437 - The Formation of Extragraft Bone Bridging after Anterior Cervical Disc...

Oral Posters: Cervical

Presented by: C.H. Kim - View Audio/Video Presentation (Members Only)


C.H. Kim(1), C.K. Chung(1), T.H. Park(2), S.H. Woo(2), S.-J. Lee(3), S.B. Park(1)

(1) Seoul National University Hospital, Neurosurgery, Seoul, Korea, Republic of
(2) R&D Center, Medyssey Co., Ltd, , Hanbang expo-ro, Jecheon-si, Korea, Republic of
(3) Inje University, Biomedical Engineering, Gimhae-si, Korea, Republic of


Study Design: Finite element analysis (FEA).

Objective: The objective of the present study was to determine the minimal area of contact surface between an interbody graft and vertebra required to achieve solid fusion after single-level anterior cervical discectomy and fusion (ACDF) with a stand-alone cage by finite element analysis.

Summary of Background Data: In addition to bone bridging inside a cage or graft (intragraft bone bridging, InGBB), extragraft bone bridging (ExGBB) is commonly observed after ACDF. However, the formation of ExGBB in the spinal canal may aggravate stenosis of the spinal canal. Insufficient contact area of InGBB may be a causative factor for the formation of ExGBB.

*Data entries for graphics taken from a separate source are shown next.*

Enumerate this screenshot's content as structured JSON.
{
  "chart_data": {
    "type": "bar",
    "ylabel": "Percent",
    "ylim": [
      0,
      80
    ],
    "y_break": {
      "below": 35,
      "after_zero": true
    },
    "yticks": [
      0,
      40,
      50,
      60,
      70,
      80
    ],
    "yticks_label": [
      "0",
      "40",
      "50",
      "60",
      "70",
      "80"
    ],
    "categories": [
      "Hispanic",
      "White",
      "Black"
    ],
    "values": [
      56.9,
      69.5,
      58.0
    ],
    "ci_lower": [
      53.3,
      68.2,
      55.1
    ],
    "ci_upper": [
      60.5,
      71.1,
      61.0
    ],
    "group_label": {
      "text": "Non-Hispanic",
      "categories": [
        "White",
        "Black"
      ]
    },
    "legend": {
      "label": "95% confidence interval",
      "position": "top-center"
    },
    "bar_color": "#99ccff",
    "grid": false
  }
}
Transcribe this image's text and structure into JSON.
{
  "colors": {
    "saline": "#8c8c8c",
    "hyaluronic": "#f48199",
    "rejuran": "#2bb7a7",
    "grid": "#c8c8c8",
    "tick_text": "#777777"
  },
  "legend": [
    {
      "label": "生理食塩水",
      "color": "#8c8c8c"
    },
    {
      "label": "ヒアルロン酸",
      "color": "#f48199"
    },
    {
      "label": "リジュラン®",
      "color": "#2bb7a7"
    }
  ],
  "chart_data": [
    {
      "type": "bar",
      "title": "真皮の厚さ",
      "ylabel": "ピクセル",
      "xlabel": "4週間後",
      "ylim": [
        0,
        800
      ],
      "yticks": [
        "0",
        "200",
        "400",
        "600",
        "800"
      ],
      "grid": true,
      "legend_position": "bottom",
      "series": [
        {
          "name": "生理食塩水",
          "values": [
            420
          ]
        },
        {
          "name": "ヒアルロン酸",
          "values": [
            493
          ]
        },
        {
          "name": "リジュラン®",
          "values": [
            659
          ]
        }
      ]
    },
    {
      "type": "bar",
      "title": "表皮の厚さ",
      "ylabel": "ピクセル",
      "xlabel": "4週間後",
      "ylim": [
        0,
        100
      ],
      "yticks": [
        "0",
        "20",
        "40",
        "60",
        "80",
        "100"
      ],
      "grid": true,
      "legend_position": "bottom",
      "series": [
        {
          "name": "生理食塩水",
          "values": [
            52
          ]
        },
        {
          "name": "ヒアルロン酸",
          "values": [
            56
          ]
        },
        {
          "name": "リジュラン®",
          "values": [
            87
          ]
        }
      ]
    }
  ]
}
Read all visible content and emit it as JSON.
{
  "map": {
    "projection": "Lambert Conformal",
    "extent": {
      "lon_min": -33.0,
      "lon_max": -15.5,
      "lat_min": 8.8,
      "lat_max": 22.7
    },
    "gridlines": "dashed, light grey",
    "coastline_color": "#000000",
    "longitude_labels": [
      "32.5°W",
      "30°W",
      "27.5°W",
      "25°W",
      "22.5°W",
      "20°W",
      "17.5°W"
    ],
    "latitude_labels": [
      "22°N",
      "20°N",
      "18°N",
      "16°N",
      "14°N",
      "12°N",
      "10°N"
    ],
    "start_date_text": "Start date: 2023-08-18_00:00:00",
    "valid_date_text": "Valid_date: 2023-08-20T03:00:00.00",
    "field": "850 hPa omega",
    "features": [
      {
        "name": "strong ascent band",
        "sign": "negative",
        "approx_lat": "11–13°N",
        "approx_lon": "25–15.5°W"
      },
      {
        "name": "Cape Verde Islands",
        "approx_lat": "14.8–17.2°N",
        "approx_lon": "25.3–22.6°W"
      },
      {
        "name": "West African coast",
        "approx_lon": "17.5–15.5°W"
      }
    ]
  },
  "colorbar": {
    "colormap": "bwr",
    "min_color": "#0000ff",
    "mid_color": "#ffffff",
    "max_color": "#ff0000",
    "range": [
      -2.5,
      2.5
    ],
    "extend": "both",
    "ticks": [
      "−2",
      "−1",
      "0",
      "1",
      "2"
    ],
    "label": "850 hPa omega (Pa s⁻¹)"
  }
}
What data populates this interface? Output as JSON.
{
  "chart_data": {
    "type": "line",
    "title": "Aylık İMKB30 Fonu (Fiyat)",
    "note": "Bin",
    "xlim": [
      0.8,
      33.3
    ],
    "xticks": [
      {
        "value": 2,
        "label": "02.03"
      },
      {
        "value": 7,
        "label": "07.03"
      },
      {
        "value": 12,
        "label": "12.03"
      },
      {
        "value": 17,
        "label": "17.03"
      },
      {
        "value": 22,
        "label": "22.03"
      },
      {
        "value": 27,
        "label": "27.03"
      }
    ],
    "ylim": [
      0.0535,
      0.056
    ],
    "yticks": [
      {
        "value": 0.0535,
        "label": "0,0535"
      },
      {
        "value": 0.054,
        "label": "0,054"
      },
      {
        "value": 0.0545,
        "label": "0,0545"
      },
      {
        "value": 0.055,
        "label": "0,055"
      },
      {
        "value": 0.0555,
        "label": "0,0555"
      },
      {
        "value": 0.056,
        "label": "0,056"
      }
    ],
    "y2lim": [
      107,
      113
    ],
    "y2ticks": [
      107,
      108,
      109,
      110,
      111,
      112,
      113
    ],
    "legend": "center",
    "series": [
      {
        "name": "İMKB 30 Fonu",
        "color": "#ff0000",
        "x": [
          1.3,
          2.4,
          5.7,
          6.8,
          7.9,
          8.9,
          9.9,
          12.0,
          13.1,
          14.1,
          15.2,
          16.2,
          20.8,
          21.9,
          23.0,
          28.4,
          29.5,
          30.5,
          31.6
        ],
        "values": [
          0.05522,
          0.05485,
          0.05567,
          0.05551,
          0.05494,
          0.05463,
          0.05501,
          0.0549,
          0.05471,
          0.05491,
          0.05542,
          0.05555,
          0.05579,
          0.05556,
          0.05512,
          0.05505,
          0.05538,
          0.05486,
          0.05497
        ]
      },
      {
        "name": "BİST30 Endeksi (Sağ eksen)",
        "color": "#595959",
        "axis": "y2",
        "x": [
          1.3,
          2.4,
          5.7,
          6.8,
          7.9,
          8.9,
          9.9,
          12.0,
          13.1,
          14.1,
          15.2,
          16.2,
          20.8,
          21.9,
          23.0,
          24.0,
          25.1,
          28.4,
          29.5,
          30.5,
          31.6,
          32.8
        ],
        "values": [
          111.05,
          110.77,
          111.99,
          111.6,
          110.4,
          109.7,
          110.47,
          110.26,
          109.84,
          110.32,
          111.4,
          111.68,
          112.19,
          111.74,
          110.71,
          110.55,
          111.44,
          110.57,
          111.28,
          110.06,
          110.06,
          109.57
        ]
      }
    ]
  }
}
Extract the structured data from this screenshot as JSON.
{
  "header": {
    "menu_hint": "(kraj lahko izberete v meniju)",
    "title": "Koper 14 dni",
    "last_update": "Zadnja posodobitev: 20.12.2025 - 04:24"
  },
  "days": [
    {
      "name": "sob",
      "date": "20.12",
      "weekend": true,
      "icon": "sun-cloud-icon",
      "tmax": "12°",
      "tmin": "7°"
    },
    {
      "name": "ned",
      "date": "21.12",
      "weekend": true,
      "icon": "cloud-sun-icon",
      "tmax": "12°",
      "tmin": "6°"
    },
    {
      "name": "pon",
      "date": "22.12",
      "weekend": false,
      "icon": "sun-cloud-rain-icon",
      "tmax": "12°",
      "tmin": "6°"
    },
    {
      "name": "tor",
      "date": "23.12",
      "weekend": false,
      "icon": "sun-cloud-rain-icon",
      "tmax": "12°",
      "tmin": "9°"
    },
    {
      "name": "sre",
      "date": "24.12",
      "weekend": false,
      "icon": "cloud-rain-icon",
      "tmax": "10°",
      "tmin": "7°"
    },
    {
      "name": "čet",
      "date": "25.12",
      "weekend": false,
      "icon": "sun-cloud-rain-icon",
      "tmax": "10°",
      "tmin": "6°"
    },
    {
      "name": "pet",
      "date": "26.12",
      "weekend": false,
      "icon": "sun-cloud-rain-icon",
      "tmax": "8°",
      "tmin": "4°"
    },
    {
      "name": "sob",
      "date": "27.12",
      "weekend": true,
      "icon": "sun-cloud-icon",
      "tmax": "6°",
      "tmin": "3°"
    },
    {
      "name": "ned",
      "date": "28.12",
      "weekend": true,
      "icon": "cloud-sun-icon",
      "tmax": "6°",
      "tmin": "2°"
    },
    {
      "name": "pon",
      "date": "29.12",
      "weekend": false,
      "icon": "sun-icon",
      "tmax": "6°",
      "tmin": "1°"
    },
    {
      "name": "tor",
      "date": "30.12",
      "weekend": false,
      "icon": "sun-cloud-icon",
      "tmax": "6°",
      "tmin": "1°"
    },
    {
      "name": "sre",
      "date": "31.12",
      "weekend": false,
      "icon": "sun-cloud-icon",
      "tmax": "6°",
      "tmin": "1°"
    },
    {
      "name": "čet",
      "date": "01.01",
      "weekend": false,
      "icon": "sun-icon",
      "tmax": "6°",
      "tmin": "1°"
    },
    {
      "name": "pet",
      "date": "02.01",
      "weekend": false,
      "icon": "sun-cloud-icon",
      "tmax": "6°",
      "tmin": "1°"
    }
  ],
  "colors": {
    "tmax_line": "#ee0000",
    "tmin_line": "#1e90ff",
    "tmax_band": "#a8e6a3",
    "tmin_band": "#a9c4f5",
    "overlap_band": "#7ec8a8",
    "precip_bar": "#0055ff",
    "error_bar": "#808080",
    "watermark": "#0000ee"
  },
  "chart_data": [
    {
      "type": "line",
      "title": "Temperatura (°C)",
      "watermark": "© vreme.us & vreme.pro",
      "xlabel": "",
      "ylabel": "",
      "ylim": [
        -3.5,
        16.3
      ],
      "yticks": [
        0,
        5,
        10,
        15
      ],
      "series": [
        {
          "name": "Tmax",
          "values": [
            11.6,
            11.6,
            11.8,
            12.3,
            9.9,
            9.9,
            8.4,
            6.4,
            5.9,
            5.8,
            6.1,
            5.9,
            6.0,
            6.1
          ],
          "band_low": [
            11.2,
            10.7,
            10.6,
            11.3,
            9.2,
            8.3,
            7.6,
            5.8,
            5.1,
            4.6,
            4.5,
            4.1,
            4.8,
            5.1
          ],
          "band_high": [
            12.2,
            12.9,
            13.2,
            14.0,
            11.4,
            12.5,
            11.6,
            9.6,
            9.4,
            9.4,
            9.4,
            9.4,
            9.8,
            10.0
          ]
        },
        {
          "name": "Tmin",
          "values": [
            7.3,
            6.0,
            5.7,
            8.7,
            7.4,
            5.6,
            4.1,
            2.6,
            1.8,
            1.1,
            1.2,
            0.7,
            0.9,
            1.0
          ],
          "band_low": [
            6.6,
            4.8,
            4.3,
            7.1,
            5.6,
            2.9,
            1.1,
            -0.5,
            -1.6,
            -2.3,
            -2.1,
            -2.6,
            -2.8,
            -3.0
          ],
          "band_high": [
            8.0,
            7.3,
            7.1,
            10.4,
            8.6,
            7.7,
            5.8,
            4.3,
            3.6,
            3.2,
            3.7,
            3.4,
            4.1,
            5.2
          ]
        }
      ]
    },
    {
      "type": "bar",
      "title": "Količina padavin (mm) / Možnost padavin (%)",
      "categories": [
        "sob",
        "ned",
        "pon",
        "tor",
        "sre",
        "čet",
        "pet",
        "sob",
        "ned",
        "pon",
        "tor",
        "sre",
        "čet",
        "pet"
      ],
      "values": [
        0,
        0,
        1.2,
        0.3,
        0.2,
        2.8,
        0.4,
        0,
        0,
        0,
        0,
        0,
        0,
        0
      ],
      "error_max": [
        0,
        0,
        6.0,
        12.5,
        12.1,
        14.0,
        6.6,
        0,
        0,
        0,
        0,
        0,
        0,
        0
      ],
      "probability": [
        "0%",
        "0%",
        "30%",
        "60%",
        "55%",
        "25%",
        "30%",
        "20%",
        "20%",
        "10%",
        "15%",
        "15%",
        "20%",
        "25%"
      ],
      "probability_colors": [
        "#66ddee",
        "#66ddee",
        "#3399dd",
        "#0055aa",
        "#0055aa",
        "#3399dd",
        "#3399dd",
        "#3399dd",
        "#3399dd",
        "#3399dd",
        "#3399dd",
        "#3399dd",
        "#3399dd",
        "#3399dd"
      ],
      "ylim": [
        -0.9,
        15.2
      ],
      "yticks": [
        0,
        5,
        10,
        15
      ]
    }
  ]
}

Methods: A validated 3-dimensional, nonlinear ligamentous cervical segment (C3-7) finite element model was used. This study simulated a single-level ACDF at C5-6. The variables were the properties of the incorporated interbody graft and the contact area between vertebra and interbody graft (Graft-area). The properties of the graft ranged from cancellous bone (Young´s modulus 100 or 300 MPa) to cortical bone (10,000 MPa). The morphology of the interbody graft was cylindroid, and the Graft-area increased from 10 to 200 mm2 in intervals of 10 mm2. Interspinous motion between the flexion and extension models of less than 2 mm was considered solid fusion. The interior areas of commercial interbody cages ranged from 48.5 to 108.07 mm2.

Results: The minimal Graft-areas for solid fusion were 190 mm2, 140 mm2, and 100 mm2 with properties of 100, 300 and 10,000 MPa, respectively. The Graft-areas were not obtainable with only the formation of InGBB in most commercial cages. Moreover, the InGBB property also influenced the graft area.

Conclusion: ExGBB may be formed to compensate for insufficient Graft-area in commercial cages. The present study may be helpful for the improvement of surgical implants and materials.